By: Glen Paul Hammond
“Come, you spirits that tend on mortal thoughts, unsex me here, and fill me, from the crown to toe, top-full of direst cruelty!”
With these words from William Shakespeare’s Macbeth, the playwright provides modern readers with a sense of what the western world’s view of womankind was in the late medieval period. This view backed up a foundational belief that women were ill-suited to the hard demands of leadership outside the home. Shakespeare’s stratified society was a more complicated system than our own; aristocrats were “born to rule,” and women, depending on their placement within that system, were, more or less, expected to turn their talents to the personal sphere of society, allowing men to apply theirs to the professional world that operated outside the home. In Lady Macbeth’s desire to “unsex” herself, the character outlines the way different traits were assigned to the sexes: She wants kindness to be replaced with cruelty, and compassion to be replaced with action.
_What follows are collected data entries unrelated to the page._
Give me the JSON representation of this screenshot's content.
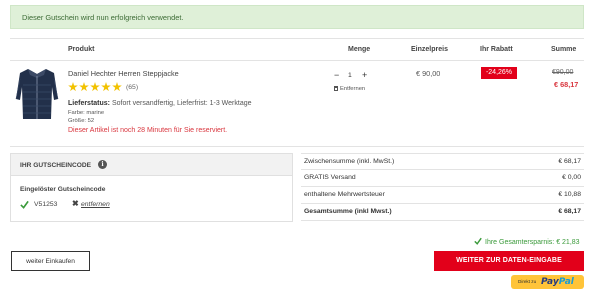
{
  "banner": {
    "message": "Dieser Gutschein wird nun erfolgreich verwendet."
  },
  "colors": {
    "accent": "#e2001a",
    "success_bg": "#dff0d8",
    "success_text": "#3c6b35",
    "star": "#f2c200",
    "savings": "#3a9a3a"
  },
  "table_header": {
    "product": "Produkt",
    "quantity": "Menge",
    "unit_price": "Einzelpreis",
    "discount": "Ihr Rabatt",
    "total": "Summe"
  },
  "product": {
    "image_icon": "jacket-image",
    "name": "Daniel Hechter Herren Steppjacke",
    "rating_stars": 5,
    "rating_count": "(65)",
    "status_label": "Lieferstatus:",
    "status_value": "Sofort versandfertig, Lieferfrist: 1-3 Werktage",
    "color_line": "Farbe: marine",
    "size_line": "Größe: 52",
    "reserve_note": "Dieser Artikel ist noch 28 Minuten für Sie reserviert.",
    "qty_minus": "−",
    "qty_value": "1",
    "qty_plus": "+",
    "remove_label": "Entfernen",
    "unit_price": "€ 90,00",
    "discount": "-24,26%",
    "old_price": "€90,00",
    "new_price": "€ 68,17"
  },
  "voucher": {
    "title": "IHR GUTSCHEINCODE",
    "info_icon": "info-icon",
    "redeemed_label": "Eingelöster Gutscheincode",
    "code": "V51253",
    "remove_label": "entfernen"
  },
  "summary": [
    {
      "label": "Zwischensumme (inkl. MwSt.)",
      "value": "€ 68,17",
      "bold": false
    },
    {
      "label": "GRATIS Versand",
      "value": "€ 0,00",
      "bold": false
    },
    {
      "label": "enthaltene Mehrwertsteuer",
      "value": "€ 10,88",
      "bold": false
    },
    {
      "label": "Gesamtsumme (inkl Mwst.)",
      "value": "€ 68,17",
      "bold": true
    }
  ],
  "savings": "Ihre Gesamtersparnis: € 21,83",
  "buttons": {
    "continue": "weiter Einkaufen",
    "checkout": "WEITER ZUR DATEN-EINGABE",
    "paypal_direct": "Direkt zu",
    "paypal_pay": "Pay",
    "paypal_pal": "Pal"
  }
}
As these caricatures of sex traits began to be dismantled in the post-feminist world of the 20th century, female leaders were expected to adopt the attributes of male-styled leadership, since these were still considered the defining features of a leader. However, by the end of the 20th century this began to change, so much so that in the early 21st century, the pendulum seems to have swung the other way.
Before an examination of this can occur, however, it is necessary to gain some sense of the historical underpinnings.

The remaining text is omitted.